Be consistant if you do quality work then keep at it and always look for ways to improve. And yes being neat at what you do is always a big plus, one guy that works for me is next to spotless every job he has ever done it is always mentioned by the general contractor which goes a long ways.


----------



## Magic (Feb 20, 2014)

Make sure you complete each step. Get all tapes on. First coat means everything is first coated including tubs before you leave. 
New finishers tend to start finish coating and still have bare tape or aint taped at all. 
Good Luck!


----------



## Nick Harmon (Feb 16, 2013)

Fake it till you make it.


----------



## nd636 (Feb 10, 2014)

Magic said:


> Make sure you complete each step. Get all tapes on. First coat means everything is first coated including tubs before you leave.
> New finishers tend to start finish coating and still have bare tape or aint taped at all.
> Good Luck!


Best advice yet


----------



## MUDBONE (Dec 26, 2011)

P.A. ROCKER said:


> It sounds like you have more experience than I did when I did my first solo:yes:. Don't drop mud on the floors.
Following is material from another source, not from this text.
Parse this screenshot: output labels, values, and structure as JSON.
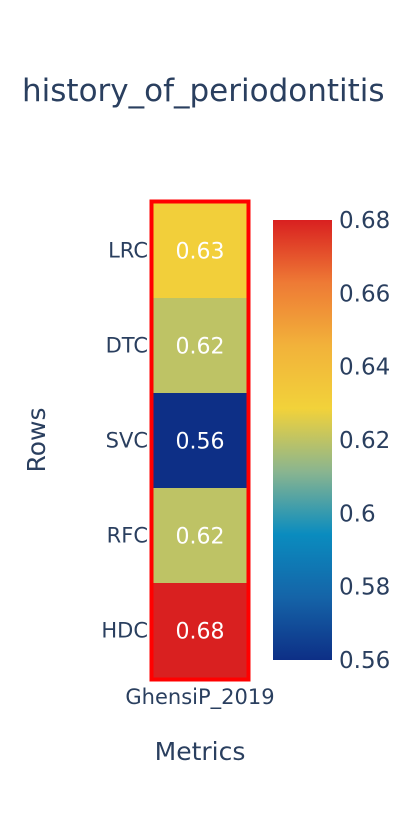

Bigdaddyspill! :whistling2:


----------



## MUDBONE (Dec 26, 2011)

Bigdaddypill said:


> Thanks for advice and encouragement. You guys rock.


Correct we do rock!:yes:


----------



## mudslingr (Jul 18, 2010)

First of all I'd say don't stress yourself. If you already know the routine there's no sense in changing it.:thumbsup: I did about 500 houses with another guy before I ever did my own and I was still scared sh1tless believe it or not.
The thing that got me the most is that I was being way too picky or critical of my own work when there really was absolutely no reason to be. I always had the other guy for back up whether I wanted it or not and got used to it. His stalking technique actually made me better. Remember it's always easier to add mud than it is to sand the crap out of something. An extra coat is your best friend !:yes:

If you don't like how it looks then you can't expect the owner to like it either but don't go fixing things that aren't really there,if you know what I mean. If you don't, you will !


----------



## Bigdaddypill (Dec 1, 2013)

Everything is going very smooth. Im traveling about an hour to Joplin where that Ef5 tornado went thru its amazing how much damage there still is.


----------